Orígenes: el reencuentro con mis abuelas
Diego FernándezMartes 2 de junio de 2020
ACTUALIZADO : Martes 9 de junio de 2020 a las 16:05 H
8 minutos
Martes 2 de junio de 2020
8 minutos
Pasar un confinamiento solo es duro y el que diga lo contrario, miente. A los que no compartimos vivienda, el coronavirus nos ha prohibido los abrazos tras convertirlos en bien de primera necesidad. La pandemia nos ha maltratado el ánimo. Por suerte, esta soledad no ha sido sinónimo de incomunicación. Ha habido muchas videollamadas y vecinos que han mantenido a flote a este náufrago del kilómetro 0. Me han permitido no terminar a la deriva.
Ahora en fase 1, tengo un hueco entre los afortunados. Vivo en Madrid, pero soy de Getafe. Una de las ciudades de extrarradio de las denominadas del ‘cinturón rojo’ por sus galones en la lucha obrera de la transición. Mi familia y buena parte de los amigos de toda la vida están allí. No tengo que esperar a que los viajes entre comunidades estén permitidos para poder verles. Al regresar a mis orígenes, he comprobado que el paisaje y el que lo observa han cambiado.

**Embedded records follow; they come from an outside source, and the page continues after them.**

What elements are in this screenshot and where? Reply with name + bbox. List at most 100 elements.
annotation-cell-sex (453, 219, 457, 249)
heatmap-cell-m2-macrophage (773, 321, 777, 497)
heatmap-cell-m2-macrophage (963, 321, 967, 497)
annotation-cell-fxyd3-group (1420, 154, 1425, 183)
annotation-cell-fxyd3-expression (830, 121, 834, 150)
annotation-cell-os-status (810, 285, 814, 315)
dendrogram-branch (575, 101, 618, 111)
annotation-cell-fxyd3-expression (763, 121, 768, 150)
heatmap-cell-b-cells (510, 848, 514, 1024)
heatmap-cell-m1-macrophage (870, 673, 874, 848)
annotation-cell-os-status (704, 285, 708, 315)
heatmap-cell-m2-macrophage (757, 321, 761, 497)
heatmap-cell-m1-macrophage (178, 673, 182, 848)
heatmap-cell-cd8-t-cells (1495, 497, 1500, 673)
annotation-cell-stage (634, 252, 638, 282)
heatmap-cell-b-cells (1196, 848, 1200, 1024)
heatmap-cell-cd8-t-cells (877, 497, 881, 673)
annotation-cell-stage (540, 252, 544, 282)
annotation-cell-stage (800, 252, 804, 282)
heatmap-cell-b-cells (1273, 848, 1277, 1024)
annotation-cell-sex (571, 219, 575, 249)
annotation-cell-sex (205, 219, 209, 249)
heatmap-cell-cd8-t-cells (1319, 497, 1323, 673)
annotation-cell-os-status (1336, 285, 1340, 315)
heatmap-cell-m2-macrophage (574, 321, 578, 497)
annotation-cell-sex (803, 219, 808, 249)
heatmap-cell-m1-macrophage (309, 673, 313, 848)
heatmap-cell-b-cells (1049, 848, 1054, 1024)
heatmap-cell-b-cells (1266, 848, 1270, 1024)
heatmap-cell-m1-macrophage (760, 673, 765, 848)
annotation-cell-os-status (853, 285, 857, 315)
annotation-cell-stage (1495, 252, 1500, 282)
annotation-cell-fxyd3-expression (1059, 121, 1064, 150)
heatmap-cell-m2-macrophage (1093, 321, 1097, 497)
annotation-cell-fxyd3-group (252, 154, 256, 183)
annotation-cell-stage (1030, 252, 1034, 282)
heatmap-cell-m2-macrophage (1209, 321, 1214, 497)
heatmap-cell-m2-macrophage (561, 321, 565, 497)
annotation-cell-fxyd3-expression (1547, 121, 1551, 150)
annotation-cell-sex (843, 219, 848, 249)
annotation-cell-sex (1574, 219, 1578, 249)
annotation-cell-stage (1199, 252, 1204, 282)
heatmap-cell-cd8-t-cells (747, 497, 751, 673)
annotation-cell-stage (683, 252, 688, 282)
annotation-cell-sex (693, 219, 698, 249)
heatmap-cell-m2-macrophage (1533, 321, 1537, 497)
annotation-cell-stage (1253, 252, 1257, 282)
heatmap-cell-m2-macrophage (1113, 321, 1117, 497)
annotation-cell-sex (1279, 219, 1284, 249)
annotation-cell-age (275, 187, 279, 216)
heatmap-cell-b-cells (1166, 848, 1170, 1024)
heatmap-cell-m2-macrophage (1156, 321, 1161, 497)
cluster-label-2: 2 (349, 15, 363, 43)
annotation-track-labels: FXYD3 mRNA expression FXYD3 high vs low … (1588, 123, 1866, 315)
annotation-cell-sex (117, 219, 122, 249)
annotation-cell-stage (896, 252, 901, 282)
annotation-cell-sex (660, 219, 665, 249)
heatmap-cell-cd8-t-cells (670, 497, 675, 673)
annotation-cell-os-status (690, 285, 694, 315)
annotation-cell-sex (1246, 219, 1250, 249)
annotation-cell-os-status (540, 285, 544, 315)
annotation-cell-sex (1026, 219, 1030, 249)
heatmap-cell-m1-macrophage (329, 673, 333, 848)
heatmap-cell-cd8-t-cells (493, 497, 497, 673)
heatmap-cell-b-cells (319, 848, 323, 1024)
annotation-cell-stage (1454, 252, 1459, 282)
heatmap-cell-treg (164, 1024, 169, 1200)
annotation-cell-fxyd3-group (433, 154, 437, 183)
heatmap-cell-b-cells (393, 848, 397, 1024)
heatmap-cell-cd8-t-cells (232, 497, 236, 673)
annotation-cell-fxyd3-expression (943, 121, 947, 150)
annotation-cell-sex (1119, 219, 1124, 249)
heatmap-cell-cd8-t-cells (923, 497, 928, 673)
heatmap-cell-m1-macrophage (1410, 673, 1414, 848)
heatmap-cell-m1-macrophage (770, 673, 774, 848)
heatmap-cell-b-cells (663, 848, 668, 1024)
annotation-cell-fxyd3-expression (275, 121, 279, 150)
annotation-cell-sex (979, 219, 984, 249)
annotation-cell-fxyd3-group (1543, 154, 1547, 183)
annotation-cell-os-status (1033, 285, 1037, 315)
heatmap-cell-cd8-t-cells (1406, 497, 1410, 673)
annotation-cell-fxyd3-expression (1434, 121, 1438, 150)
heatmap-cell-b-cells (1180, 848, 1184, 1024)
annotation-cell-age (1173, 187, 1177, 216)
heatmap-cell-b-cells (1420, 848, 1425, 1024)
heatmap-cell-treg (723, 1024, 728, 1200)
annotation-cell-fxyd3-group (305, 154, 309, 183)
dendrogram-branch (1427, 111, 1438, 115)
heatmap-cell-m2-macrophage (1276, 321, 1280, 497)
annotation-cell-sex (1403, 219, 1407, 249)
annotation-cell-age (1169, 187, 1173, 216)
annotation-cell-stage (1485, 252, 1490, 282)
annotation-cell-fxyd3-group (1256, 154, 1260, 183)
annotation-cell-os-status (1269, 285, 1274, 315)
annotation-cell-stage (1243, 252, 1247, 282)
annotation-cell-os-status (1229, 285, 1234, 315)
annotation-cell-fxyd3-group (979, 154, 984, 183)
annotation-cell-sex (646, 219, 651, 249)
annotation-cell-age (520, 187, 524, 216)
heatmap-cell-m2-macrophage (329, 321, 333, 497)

La casa en la que me crié, la de mis padres, está en un barrio de trabajadores. Aquí, el telón de fondo lo componen los toldos verdes de los bloques de pisos. Para mí, el barrio antes carecía de encanto, sin embargo, ahora rezuma cariño. Igual que el colegio de ladrillo visto en el que estudie o el parque al que poco a poco fueron arrancando los árboles para plantarle baldosas y bancos. Al llegar a esta zona, me encuentro con niños jugando. Sus gritos ya no me molestan. Tampoco lo hacen los tres pisos que tengo que subir para por fin poder ver a mis padres y a mi hermano.
Tras más de setenta días, por fin les veo pasar de las dos dimensiones a las tres. La sensación es extraña. Nunca me he considerado una persona cariñosa, pero el afecto se palpa a distancia de seguridad. También he podido visitar a mis dos abuelas. La que sigue jugando al escondite con el coronavirus y ‘la superviviente’ que lo ha sobrevivido. Una de ellas me preguntó que si falta mucho para poder volver a salir a la calle de una forma normal. Se refiere a sin mascarilla. Como la respuesta no terminó de convencerla, decidió repreguntar una y otra vez en busca de una opción menos pesimista. Mi otra abuela me dijo que estoy “más hermoso”, síntoma claro de que en el confinamiento he engordado.
Cuando estalló la crisis del coronavirus, este nieto que les escribe, tenía miedo de no volver a ver a sus abuelas. Por eso decidí fotografiarlas. A una no la hizo demasiada gracia porque aún no ha podido ir a la peluquería. La que me hizo tortilla para merendar, intentó a toda velocidad ponerse coqueta antes del retrato, atusándose el pelo.
Ellas son mis orígenes de carne y hueso. Las raíces que me han permitido permanecer atado a la cordura en las horas eternas del confinamiento en solitario. Los orígenes son importantes. Cuando las fuerzas escasean, conviene volver a ver a las primeras personas que conocimos o caminar por las casas y calles que nos vieron dar nuestros primeros pasos. Suele ser un buen tratamiento para recargar energías. Por lo menos conmigo, esta medicina funciona.
Diego Fernández es periodista en La Sexta Columna (La Sexta).